İyi Kitap

Çocuk ve Gençlik Kitapları Dergisi

Dünden kalma ıssız adada, çok güncel bir macera!

“Yalanını yiyeyim!” argo bir laftır. Yine de bazen öyle demekten ama yalanları da yemekten kendimizi alamayız. Çoğu yalan toksiktir: Damakta kötü bir tat bırakmakla kalmaz, midemizi de karakterimizi de bozar. Ama dürüst olalım. Bünyemizin kaldırmakta zorlandığı yalanlar bir yana, vitamin gibi olanlar da var. Hayal gücümüzü ateşleyen, umut aşılayan, gerçekle baş etmemize yardımcı olan, şu sıkıca sarıldığımız beyaz yalanlar hani…

Yazan: Suzan Geridönmez

Dünya çapında tanınan, çok sevilen, çok okunan Frank Cottrell-Boyce’un son çocuk romanının baş kahramanı Nuh’a da işte böyle yalanlar yutturuluyor. Morale ihtiyaç duyduğu her hâlinden belli zaten. Sadece yaşıtlarından daha cılız değil, adı üstünde “İnterneti bozan çocuk” o. Dokunduğu her cihazın, ona alerjik tepki verdiği daha önce de biliniyordu. Ama yanlışlıkla ablasının okul gezisine katılıp da diğer çocuklarla birlikte ıssız bir adada mahsur kaldığında, herkesin gözünde tüm aksiliklerin baş sorumlusuna dönüşüyor.
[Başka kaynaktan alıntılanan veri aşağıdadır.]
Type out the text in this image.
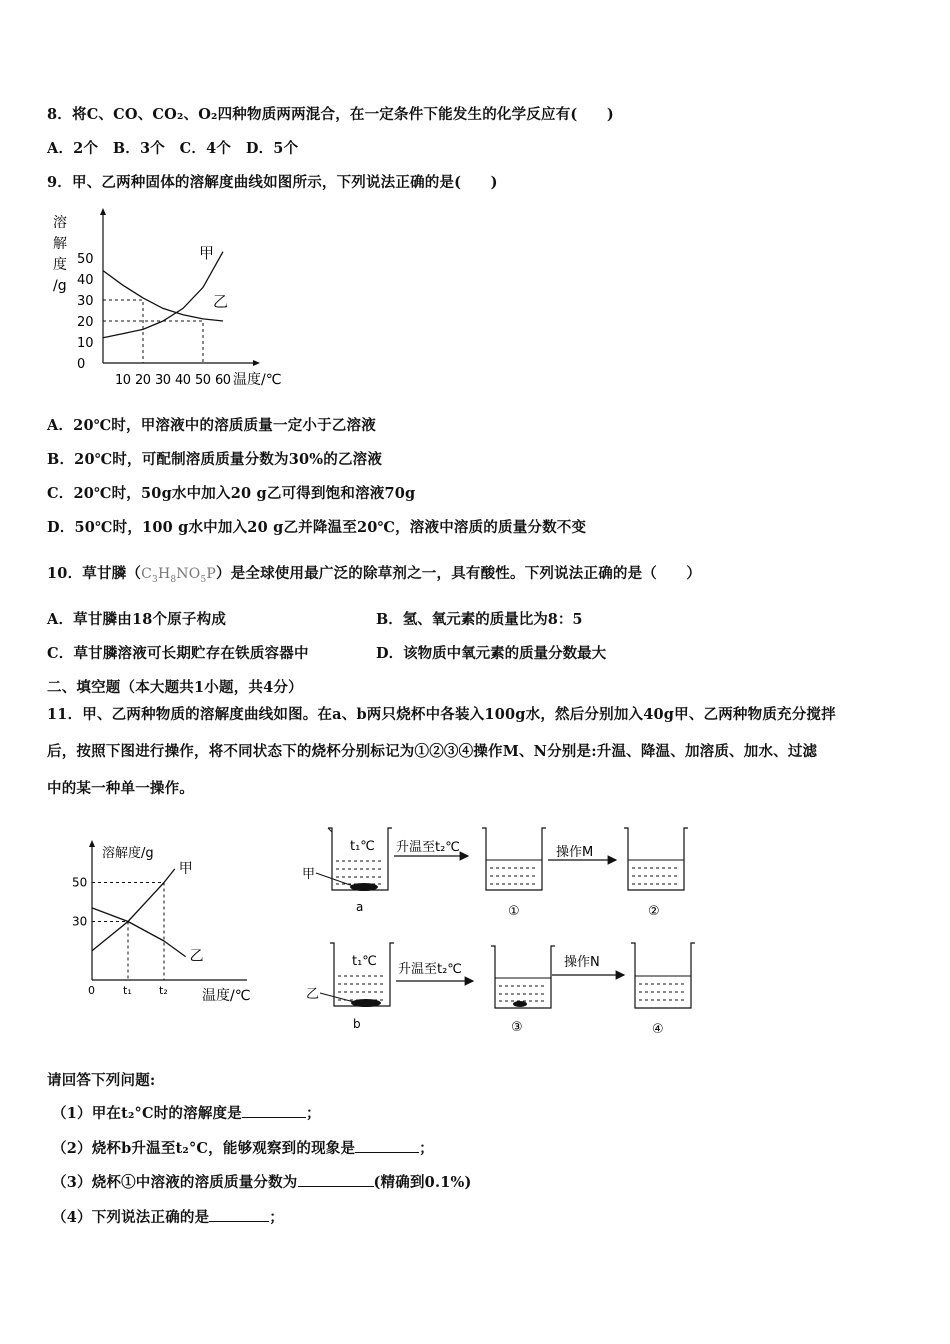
8．将C、CO、CO₂、O₂四种物质两两混合，在一定条件下能发生的化学反应有(　　)
A．2个　B．3个　C．4个　D．5个
9．甲、乙两种固体的溶解度曲线如图所示，下列说法正确的是(　　)
溶
解
度
/g
0
10
20
30
40
50
10 20 30 40 50 60 温度/℃
甲
乙
A．20℃时，甲溶液中的溶质质量一定小于乙溶液
B．20℃时，可配制溶质质量分数为30%的乙溶液
C．20℃时，50g水中加入20 g乙可得到饱和溶液70g
D．50℃时，100 g水中加入20 g乙并降温至20℃，溶液中溶质的质量分数不变
10．草甘膦$(C_3H_8NO_5P)$是全球使用最广泛的除草剂之一，具有酸性。下列说法正确的是（　　）
A．草甘膦由18个原子构成	B．氢、氧元素的质量比为8：5
C．草甘膦溶液可长期贮存在铁质容器中	D．该物质中氧元素的质量分数最大
二、填空题（本大题共1小题，共4分）
11．甲、乙两种物质的溶解度曲线如图。在a、b两只烧杯中各装入100g水，然后分别加入40g甲、乙两种物质充分搅拌
后，按照下图进行操作，将不同状态下的烧杯分别标记为①②③④操作M、N分别是:升温、降温、加溶质、加水、过滤
中的某一种单一操作。
溶解度/g
温度/℃
50
30
0	t₁ t₂
甲
乙
t₁℃
甲
a
升温至t₂℃
①
操作M
②
t₁℃
乙
b
升温至t₂℃
③
操作N
④
请回答下列问题:
（1）甲在t₂°C时的溶解度是	；
（2）烧杯b升温至t₂°C，能够观察到的现象是	；
（3）烧杯①中溶液的溶质质量分数为	(精确到0.1%)
（4）下列说法正确的是	；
Doğrusu yaşananları aksilik diye tanımlamak bile fazlasıyla hafif kalıyor. Aslında gezi ekibi, Amazon misali devasa bir malzeme deposunu ziyaret etmeyi planlamıştı. Navigasyona dibine, hem de gezi minibüsünün boyladığı uçurumun dibine kadar güvenen öğretmenin, onları yıllar önce terk edilmiş bir adada kendi hâllerine bırakacağını kimse hesaba katmamıştı. 

Oysa olan tam da bu. Son anda minibüsten çıkmayı başardıklarında önce kaçak yolcu Nuh’u fark ediyorlar. Az sonra da gruptan biraz uzaklaşan öğretmen, bir daha dönmemek üzere gözden kayboluveriyor.

Asıl hikâye ise bu maceralı girişten sonra başlıyor. Yolculuk boyunca başlarını cep telefonlarından kaldırmamış olan çocuklar, ıssız hatta vahşi bir doğada boş yazlık evler, terk edilmiş dükkanlar ve siyah-beyaz filmlerden fırlamış gibi görünen bir telefon kulübesiyle karşılaşıyor. İşte bu telefon kulübesi -Nuh dokunmaması gereken bir kutuya dokunup adayla birlikte tüm Dünya’nın İnternetini bozduğu andan itibaren- kilit öneme kavuşuyor. Öyle ya, çocukların yardım çağırıp kurtulabilmeleri artık bir tek ona bağlı. Tabii bunun için önce, para atılarak çalıştırılan çevirmeli telefonun çalışma mantığını çözmeleri gerekiyor. Gerçi Nuh, sesini duyurmak için, çevirmeli telefondan bile eski moda bir yol daha deniyor: Eve mektup yazıyor. Üstelik bu mektuplar gizemli bir şekilde adrese de ulaşıyor. Yanıtlandıklarına göre buna inanmamak için bir neden yok. Hele de Nuh gibi buna inanmaya kesinlikle ihtiyacınız varsa. Onun ne anne-babasından gelen mektuplardan ne de İnterneti bozarak felakete sürüklediği Dünya’yı kurtarması gerektiğinden en ufak şüphesi var. 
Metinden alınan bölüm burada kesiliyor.